As shown in Fig. 1a and 1b, a majority of the untreated patients with GSD II have increased urinary Glc4 above the reference intervals (threshold). Patients affected with IOPD have generally high Glc4 levels (median elevation: 4.0–5.8× above the threshold), except for those diagnosed at a very early age (<2 months). For 13 patients diagnosed <2 months of age, the median elevation was 1.2× above the threshold, and 5 of these patients had normal Glc4 (14% of classic IOPD cases, Fig. 1a suppl). We observed that Glc4 was also elevated in a majority of adult patients with LOPD; a small number of adults had a normal level (see 4.2.1.2). Although the concentrations are lower than in LOPD, the relative increase is comparable to that in IOPD (2.6–5.5× the threshold). Juvenile patients with LOPD (aged 4–20 years) have clearly increased Glc4 (23× the threshold). Some severely affected patients diagnosed at a more advanced disease state have marked increases in Glc4.
3.5. GSD III patients
Glc4 was increased in all patients affected with GSD III. Glc4 values are higher than in GSD II for the same age class (p < .001, patients >20 years, Fig. 2 suppl). However, four patients (6 samples) exhibited Glc4 levels slightly above the threshold.
4. Discussion
The MS/MS method had sufficient sensitivity to quantify Glc4 in all control urines, even in dilute samples with low creatinine values. As demonstrated, the method is linear in the range of the standards (0–200 μmol/L), and the range of measurement can be extended to 1000 μmol/L.
4.1. Reference range
It is noticeable that the distribution of control results is large in each age range, and that many control patients present with high Glc4 levels (high standard deviation). This has been previously observed [21]. High values are observed particularly when the creatinine level is very low (results not shown), a situation that currently occurs in very young babies. Thus, the 90th percentile was chosen as threshold for age range control values, in order to minimize the number of false negative results.
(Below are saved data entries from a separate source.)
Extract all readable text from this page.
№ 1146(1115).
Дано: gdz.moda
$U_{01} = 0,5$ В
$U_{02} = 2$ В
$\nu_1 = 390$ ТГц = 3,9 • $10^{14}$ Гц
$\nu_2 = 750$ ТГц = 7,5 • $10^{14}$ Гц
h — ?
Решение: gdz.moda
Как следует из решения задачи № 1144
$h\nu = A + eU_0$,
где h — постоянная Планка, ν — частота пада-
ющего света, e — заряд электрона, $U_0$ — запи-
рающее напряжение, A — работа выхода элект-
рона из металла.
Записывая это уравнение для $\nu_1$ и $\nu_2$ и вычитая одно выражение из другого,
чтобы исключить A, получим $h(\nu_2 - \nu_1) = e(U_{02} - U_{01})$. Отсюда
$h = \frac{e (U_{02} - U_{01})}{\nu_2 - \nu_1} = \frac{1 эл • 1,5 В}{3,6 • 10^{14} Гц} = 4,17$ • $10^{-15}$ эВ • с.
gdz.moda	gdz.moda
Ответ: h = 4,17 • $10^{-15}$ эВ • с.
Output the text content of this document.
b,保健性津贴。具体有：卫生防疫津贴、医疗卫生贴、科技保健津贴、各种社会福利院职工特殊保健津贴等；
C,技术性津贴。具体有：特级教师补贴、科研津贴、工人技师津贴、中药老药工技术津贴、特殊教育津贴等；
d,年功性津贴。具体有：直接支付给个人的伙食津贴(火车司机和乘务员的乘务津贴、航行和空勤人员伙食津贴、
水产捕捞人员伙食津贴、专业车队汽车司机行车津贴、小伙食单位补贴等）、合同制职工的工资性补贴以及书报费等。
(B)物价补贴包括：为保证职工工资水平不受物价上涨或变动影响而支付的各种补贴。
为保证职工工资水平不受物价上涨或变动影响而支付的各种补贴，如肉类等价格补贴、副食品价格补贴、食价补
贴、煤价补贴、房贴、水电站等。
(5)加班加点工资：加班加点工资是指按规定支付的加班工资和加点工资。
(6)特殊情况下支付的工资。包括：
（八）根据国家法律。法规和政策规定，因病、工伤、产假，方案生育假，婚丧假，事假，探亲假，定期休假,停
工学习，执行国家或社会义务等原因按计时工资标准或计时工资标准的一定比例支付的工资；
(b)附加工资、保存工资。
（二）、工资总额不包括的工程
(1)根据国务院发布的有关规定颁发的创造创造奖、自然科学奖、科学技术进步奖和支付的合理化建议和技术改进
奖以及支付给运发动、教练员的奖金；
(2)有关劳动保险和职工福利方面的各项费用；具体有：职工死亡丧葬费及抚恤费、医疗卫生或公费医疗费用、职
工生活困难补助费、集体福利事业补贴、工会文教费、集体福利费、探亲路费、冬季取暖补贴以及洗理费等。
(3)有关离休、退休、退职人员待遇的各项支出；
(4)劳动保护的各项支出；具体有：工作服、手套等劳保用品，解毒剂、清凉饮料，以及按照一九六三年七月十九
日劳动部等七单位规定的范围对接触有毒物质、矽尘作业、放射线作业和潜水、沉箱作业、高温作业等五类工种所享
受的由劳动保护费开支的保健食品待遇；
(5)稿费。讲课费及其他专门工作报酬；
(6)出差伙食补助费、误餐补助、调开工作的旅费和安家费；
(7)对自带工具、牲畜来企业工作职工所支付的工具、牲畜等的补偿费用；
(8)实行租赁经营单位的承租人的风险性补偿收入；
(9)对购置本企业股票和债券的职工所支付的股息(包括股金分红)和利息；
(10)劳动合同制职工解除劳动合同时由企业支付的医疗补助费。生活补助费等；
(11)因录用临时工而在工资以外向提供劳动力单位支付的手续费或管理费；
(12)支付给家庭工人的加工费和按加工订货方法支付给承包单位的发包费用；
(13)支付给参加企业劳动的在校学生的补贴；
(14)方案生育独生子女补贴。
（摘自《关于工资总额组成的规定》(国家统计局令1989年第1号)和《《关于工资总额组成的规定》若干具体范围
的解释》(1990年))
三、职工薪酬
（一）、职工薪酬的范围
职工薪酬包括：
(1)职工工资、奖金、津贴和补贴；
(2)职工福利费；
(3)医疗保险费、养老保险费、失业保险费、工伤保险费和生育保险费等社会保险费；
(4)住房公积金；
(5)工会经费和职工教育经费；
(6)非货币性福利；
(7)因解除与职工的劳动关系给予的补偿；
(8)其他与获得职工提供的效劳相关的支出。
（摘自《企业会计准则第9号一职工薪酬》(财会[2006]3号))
These results are in good accordance with those reported by Young et al. [21]. Patients' results must be interpreted according to age.
4.2. GSD II patients
As our laboratory is the only centre performing urinary Glc4 measurement in France, our GSD II cohort probably represents the GSD II population in France during this period. Most of the diagnoses (n = 241) are LOPD (adult 73%; juvenile 7%) while IOPD represents the remaining patients (20%; including classic form: 79% and non-classic form 21%).
The genotype was known in 221 out of the 230 GSD II patients tested (9 with only one variant identified). 85.6% patients with LOPD carry the c.-32-13T>G splice site variant (adult: 90%; juvenile 37.5%), while this variant was absent in all the 44 genotyped IOPD cases.
4.2.1. Untreated GSD II patients
Among the 240 GSD II patients, 51 had a Glc4 measurement only before ERT for different reasons: either the patient had never benefitted from ERT because of being too severely affected at the time of diagnosis (patients with IOPD), the patient refused ERT (patients with LOPD), or the patient was treated after the year 2017. Conversely, 66 patients had no Glc4 level before ERT: either the sampling was missed before starting ERT, or in most LOPD cases, the diagnosis was made before 2006, and the patient started ERT prior to the availability of testing. The results of the remaining 123 patients were informative for studying the impact of ERT on the Glc4 level.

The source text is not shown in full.